Hello Craig, a question for you since this API is your devising. I've
been looking at changing the way this works to prevent those NULL
returns from PQgetResult. That is, instead of having what seems like a
"NULL separator" of query results, you'd just get the PGRES_BATCH_END to
signify a batch end (not a NULL result after the BATCH_END); and the
normal PGRES_COMMAND_OK or PGRES_TUPLES_OK etc when the result of a
command has been sent. It's not working yet so I'm not sending an
updated patch, but I wanted to know if you had a rationale for including
this NULL return "separator" or was it just a convenience because of how
the code grew together.
The existing API for libpq actually specifies[1] that you should call PQgetResult() until it returns NULL:
> After successfully calling PQsendQuery, call PQgetResult one or more times to obtain the results. PQsendQuery cannot be called again (on the same connection) until PQgetResult has returned a null pointer, indicating that the command is done.
Similarly, in single-row mode, the existing API specifies that you should call PQgetResult() until it returns NULL.
Also, IIRC the protocol already permits multiple result sets to be returned, and the caller cannot safely assume that a single PQsendQuery() will produce only a single result set. (I really should write a test extension that exercises that and how libpq reacts to it.)

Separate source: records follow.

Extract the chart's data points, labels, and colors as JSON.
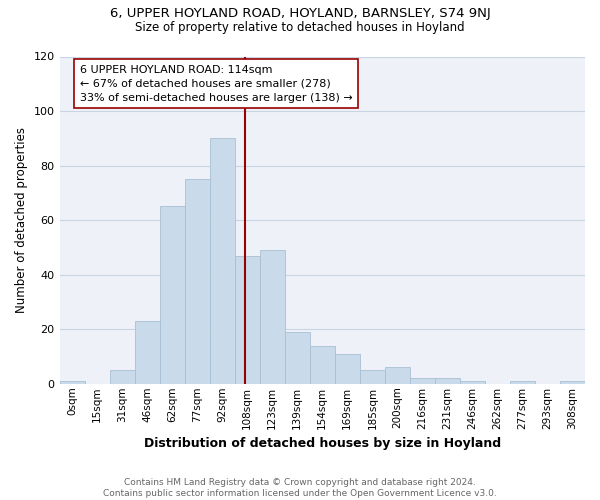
{
  "title1": "6, UPPER HOYLAND ROAD, HOYLAND, BARNSLEY, S74 9NJ",
  "title2": "Size of property relative to detached houses in Hoyland",
  "xlabel": "Distribution of detached houses by size in Hoyland",
  "ylabel": "Number of detached properties",
  "bin_labels": [
    "0sqm",
    "15sqm",
    "31sqm",
    "46sqm",
    "62sqm",
    "77sqm",
    "92sqm",
    "108sqm",
    "123sqm",
    "139sqm",
    "154sqm",
    "169sqm",
    "185sqm",
    "200sqm",
    "216sqm",
    "231sqm",
    "246sqm",
    "262sqm",
    "277sqm",
    "293sqm",
    "308sqm"
  ],
  "bar_heights": [
    1,
    0,
    5,
    23,
    65,
    75,
    90,
    47,
    49,
    19,
    14,
    11,
    5,
    6,
    2,
    2,
    1,
    0,
    1,
    0,
    1
  ],
  "bar_color": "#c9daea",
  "bar_edgecolor": "#a8c0d4",
  "vline_color": "#990000",
  "annotation_text": "6 UPPER HOYLAND ROAD: 114sqm\n← 67% of detached houses are smaller (278)\n33% of semi-detached houses are larger (138) →",
  "box_edgecolor": "#990000",
  "ylim": [
    0,
    120
  ],
  "yticks": [
    0,
    20,
    40,
    60,
    80,
    100,
    120
  ],
  "footnote": "Contains HM Land Registry data © Crown copyright and database right 2024.\nContains public sector information licensed under the Open Government Licence v3.0.",
  "grid_color": "#c8d4e4",
  "background_color": "#eef2f8"
}
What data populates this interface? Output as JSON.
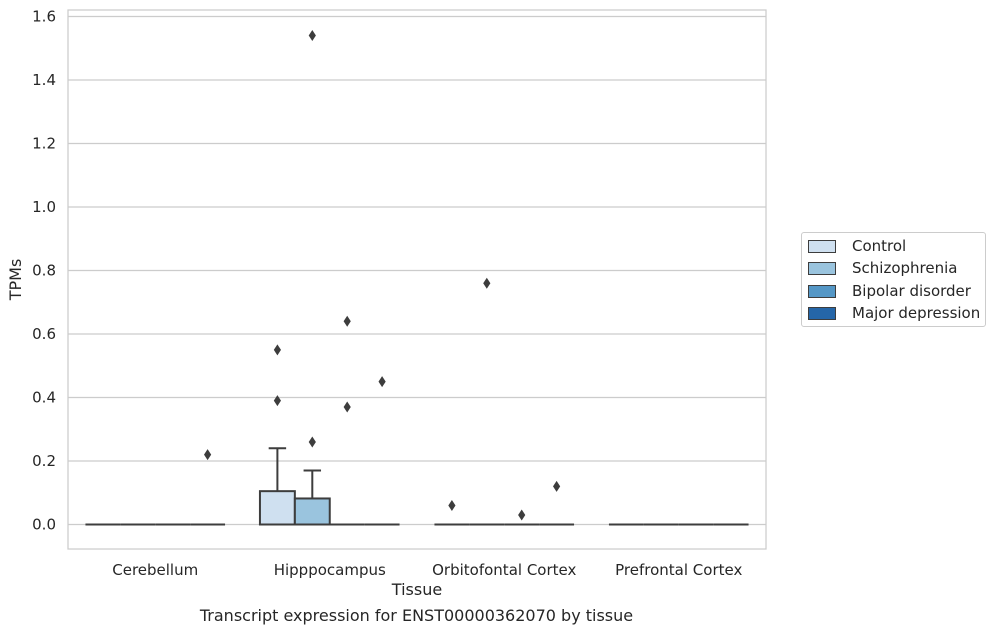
{
  "chart_data": {
    "type": "box",
    "xlabel": "Tissue",
    "ylabel": "TPMs",
    "categories": [
      "Cerebellum",
      "Hipppocampus",
      "Orbitofontal Cortex",
      "Prefrontal Cortex"
    ],
    "ylim": [
      -0.075,
      1.62
    ],
    "yticks": [
      0.0,
      0.2,
      0.4,
      0.6,
      0.8,
      1.0,
      1.2,
      1.4,
      1.6
    ],
    "ytick_labels": [
      "0.0",
      "0.2",
      "0.4",
      "0.6",
      "0.8",
      "1.0",
      "1.2",
      "1.4",
      "1.6"
    ],
    "grid": true,
    "legend_position": "right",
    "series": [
      {
        "name": "Control",
        "color": "#cfe0f0",
        "boxes": [
          {
            "q1": 0,
            "median": 0,
            "q3": 0,
            "whislo": 0,
            "whishi": 0,
            "outliers": []
          },
          {
            "q1": 0,
            "median": 0,
            "q3": 0.105,
            "whislo": 0,
            "whishi": 0.24,
            "outliers": [
              0.39,
              0.55
            ]
          },
          {
            "q1": 0,
            "median": 0,
            "q3": 0,
            "whislo": 0,
            "whishi": 0,
            "outliers": [
              0.06
            ]
          },
          {
            "q1": 0,
            "median": 0,
            "q3": 0,
            "whislo": 0,
            "whishi": 0,
            "outliers": []
          }
        ]
      },
      {
        "name": "Schizophrenia",
        "color": "#9ac4de",
        "boxes": [
          {
            "q1": 0,
            "median": 0,
            "q3": 0,
            "whislo": 0,
            "whishi": 0,
            "outliers": []
          },
          {
            "q1": 0,
            "median": 0,
            "q3": 0.082,
            "whislo": 0,
            "whishi": 0.17,
            "outliers": [
              0.26,
              1.54
            ]
          },
          {
            "q1": 0,
            "median": 0,
            "q3": 0,
            "whislo": 0,
            "whishi": 0,
            "outliers": [
              0.76
            ]
          },
          {
            "q1": 0,
            "median": 0,
            "q3": 0,
            "whislo": 0,
            "whishi": 0,
            "outliers": []
          }
        ]
      },
      {
        "name": "Bipolar disorder",
        "color": "#5497c6",
        "boxes": [
          {
            "q1": 0,
            "median": 0,
            "q3": 0,
            "whislo": 0,
            "whishi": 0,
            "outliers": []
          },
          {
            "q1": 0,
            "median": 0,
            "q3": 0,
            "whislo": 0,
            "whishi": 0,
            "outliers": [
              0.37,
              0.64
            ]
          },
          {
            "q1": 0,
            "median": 0,
            "q3": 0,
            "whislo": 0,
            "whishi": 0,
            "outliers": [
              0.03
            ]
          },
          {
            "q1": 0,
            "median": 0,
            "q3": 0,
            "whislo": 0,
            "whishi": 0,
            "outliers": []
          }
        ]
      },
      {
        "name": "Major depression",
        "color": "#2566a8",
        "boxes": [
          {
            "q1": 0,
            "median": 0,
            "q3": 0,
            "whislo": 0,
            "whishi": 0,
            "outliers": [
              0.22
            ]
          },
          {
            "q1": 0,
            "median": 0,
            "q3": 0,
            "whislo": 0,
            "whishi": 0,
            "outliers": [
              0.45
            ]
          },
          {
            "q1": 0,
            "median": 0,
            "q3": 0,
            "whislo": 0,
            "whishi": 0,
            "outliers": [
              0.12
            ]
          },
          {
            "q1": 0,
            "median": 0,
            "q3": 0,
            "whislo": 0,
            "whishi": 0,
            "outliers": []
          }
        ]
      }
    ]
  },
  "caption": "Transcript expression for ENST00000362070 by tissue",
  "colors": {
    "grid": "#cccccc",
    "spine": "#cccccc",
    "box_edge": "#3d3d3d",
    "flier": "#3d3d3d"
  }
}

I would definitely like an API that does not rely on testing for a NULL return. Especially since NULL return can be ambiguous in the context of row-at-a-time mode. New explicit enumerations for PGresult would make a lot more sense.
So +1 from me for the general idea. I need to look at the patch as it has evolved soon too.
Remember that the original patch I submitted for this was a 1-day weekend hack and proof of concept to show that libpq could be modified to support query pipelining (and thus batching too), so I could illustrate the performance benefits that could be attained by doing so. I'd been aware of the benefits and the protocol's ability to support it for some time thanks to working on PgJDBC, but couldn't get anyone interested without some C code to demonstrate it, so I wrote some. I am not going to argue that the API I added for it is ideal in any way, and happy to see improvements.
The only change I would very strongly object to would be anything that turned this into a *batch* mode without query-pipelining support. If you have to queue all the queries up in advance then send them as a batch and wait for all the results, you miss out on a lot of the potential round-trip-time optimisations and you add initial latency. So long as there is a way to "send A", "send B", "send C", "read results from A", "send D", and there's a way for the application to associate some kind of state (an application specific id or index, a pointer to an application query-queue struct, whatever) so it can match queries to results ... then I'm happy.